Twenty years before a catapult-equipped carrier is ready will translate into a fifteen year delay in purchasing F-35Cs.
“They seem to forget that when Argentina took the Falklands, the Royal Navy was forced to use cargo container ships as aircraft carriers for their Harrier jets.”
one of the concepts of new naval design is building a base ship and being able to configure it for various missions by adding modules, tio include crew quarter modules. take a supertanker, seriously armor up the superstructure (most tanker war hits were there because it presents the largest cross-section), and stock it with cruise missles, asw modules w/ helos, and air defense. these things would run over a mine and not feel it. there should be enough anchored off singapore that could be bought cheap.

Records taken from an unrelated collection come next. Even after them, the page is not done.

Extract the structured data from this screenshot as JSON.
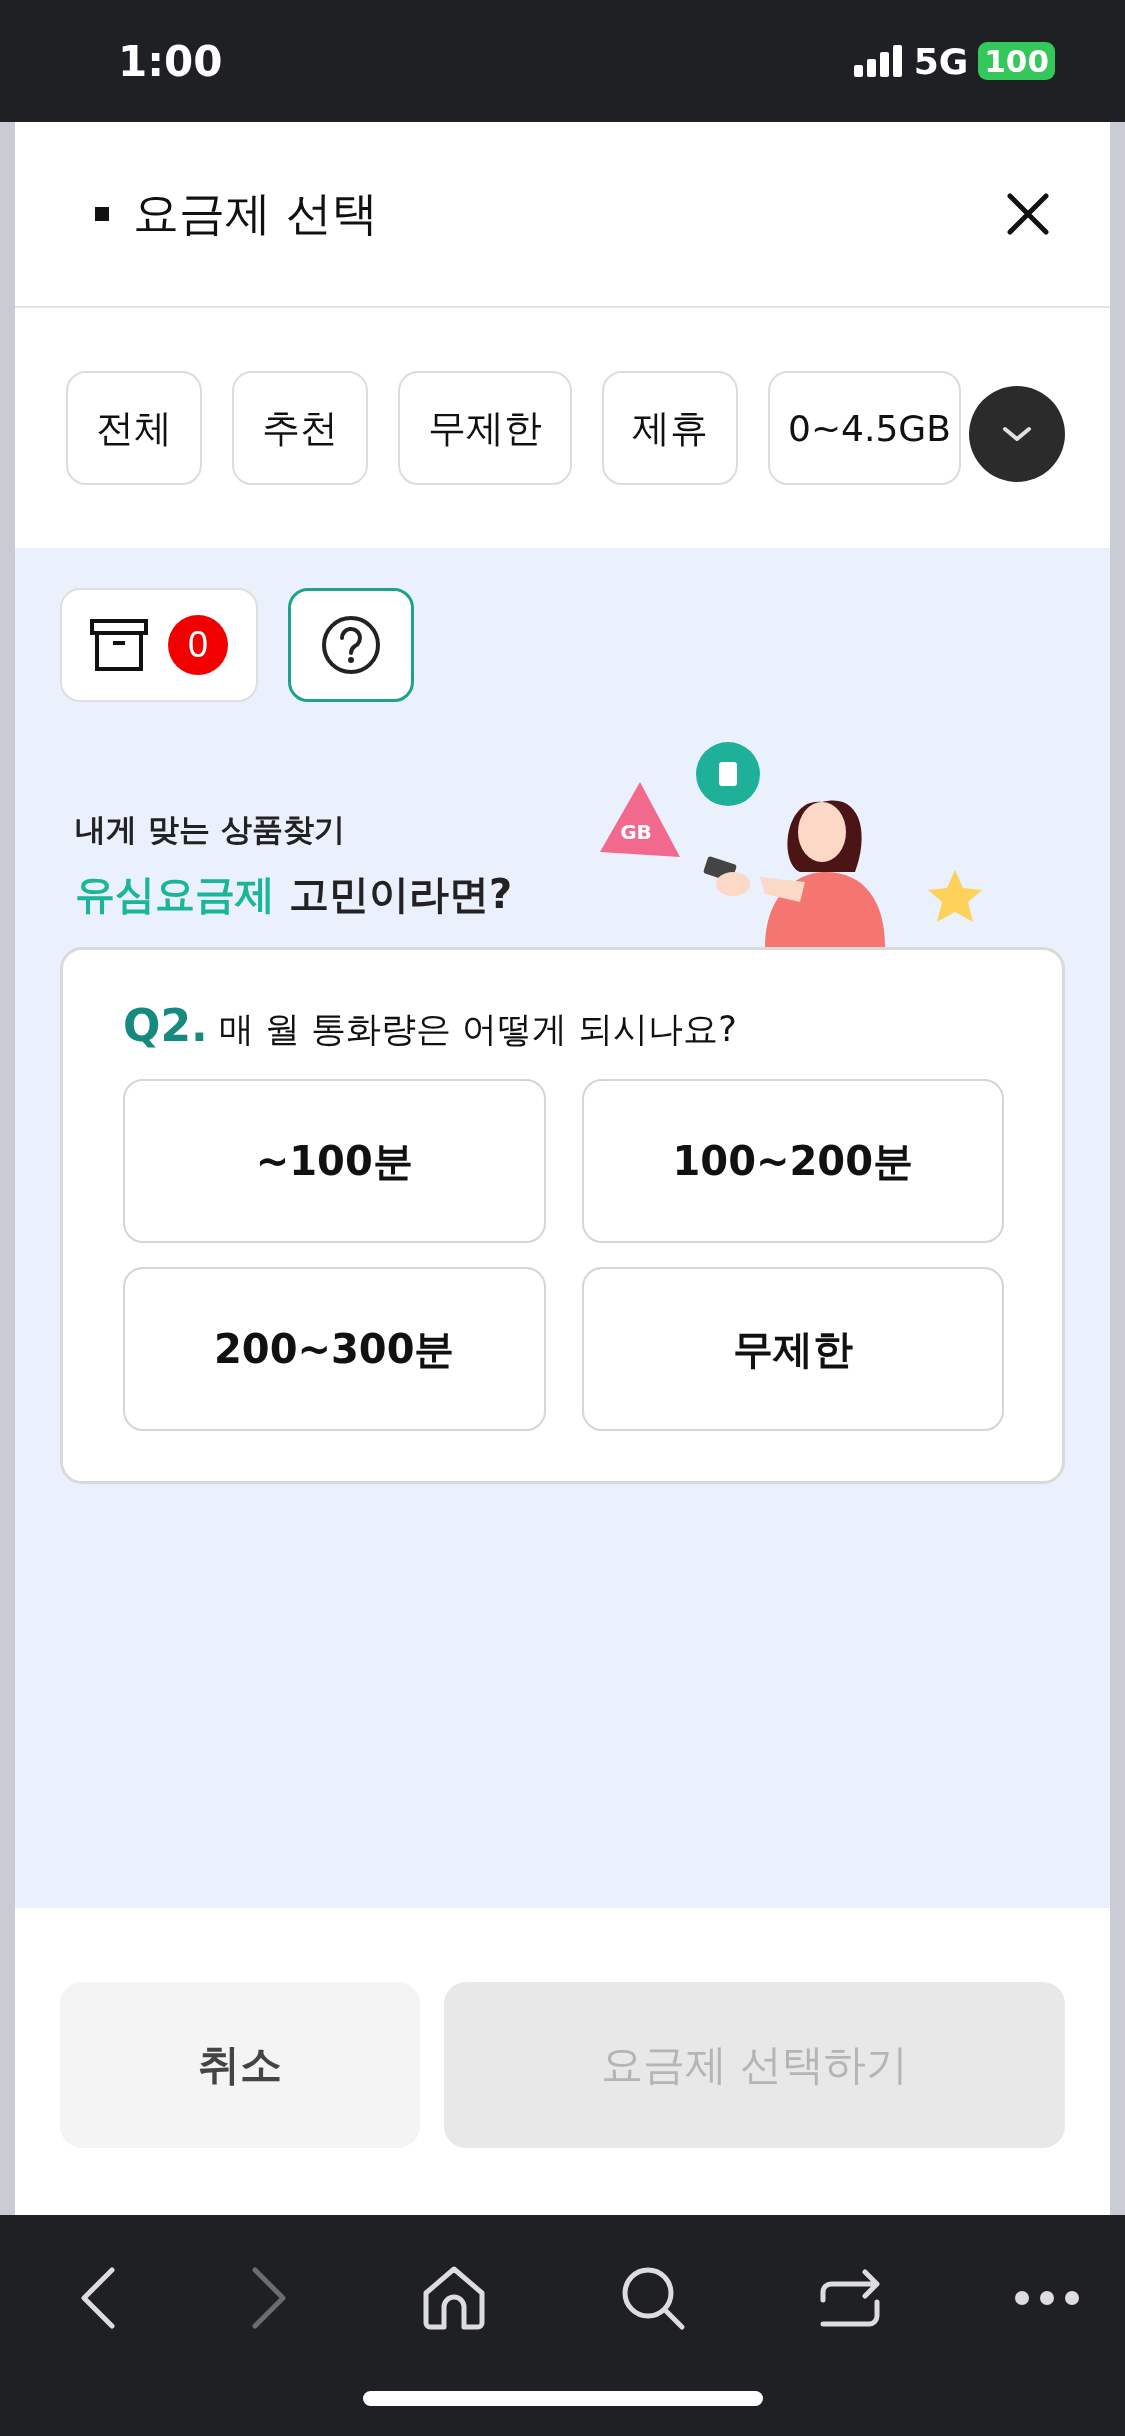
{
  "status_bar": {
    "time": "1:00",
    "network": "5G",
    "battery": "100"
  },
  "header": {
    "title": "요금제 선택"
  },
  "filter_chips": [
    {
      "label": "전체"
    },
    {
      "label": "추천"
    },
    {
      "label": "무제한"
    },
    {
      "label": "제휴"
    },
    {
      "label": "0~4.5GB"
    }
  ],
  "tools": {
    "compare_count": "0"
  },
  "promo": {
    "subtitle": "내게 맞는 상품찾기",
    "headline_highlight": "유심요금제",
    "headline_rest": "고민이라면?",
    "illustration_tag": "GB"
  },
  "question": {
    "number": "Q2.",
    "text": "매 월 통화량은 어떻게 되시나요?",
    "options": [
      {
        "label": "~100분"
      },
      {
        "label": "100~200분"
      },
      {
        "label": "200~300분"
      },
      {
        "label": "무제한"
      }
    ]
  },
  "footer": {
    "cancel": {
      "label": "취소",
      "disabled": false
    },
    "confirm": {
      "label": "요금제 선택하기",
      "disabled": true
    }
  },
  "browser_bar": [
    {
      "kind": "back",
      "disabled": false
    },
    {
      "kind": "forward",
      "disabled": true
    },
    {
      "kind": "home",
      "disabled": false
    },
    {
      "kind": "search",
      "disabled": false
    },
    {
      "kind": "share",
      "disabled": false
    },
    {
      "kind": "more",
      "disabled": false
    }
  ]
}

I don't believe that was the case. The Atlantic Conveyor carried some Harriers to the Falklands but was not used an operational platform.
http://en.wikipedia.org/wiki/Atlantic_Conveyor
Lots of cargo ship carried stuff to the S Atlantic and were used for helicopter operations though -
http://en.wikipedia.org/wiki/British_naval_forces_in_the_Falklands_War
It's all a moot point now since the UK has scrapped it's Harriers and has even laid off most of the Harrier pilots.
‘Fraid not.
or at least put a catapult on there and buy some F-18 Super Hornets till the F-35’s are ready. We might even have some A-6 Intruders that they could buy cheap. Arthur C Clarke’s short story Superiority should be required reading at War College.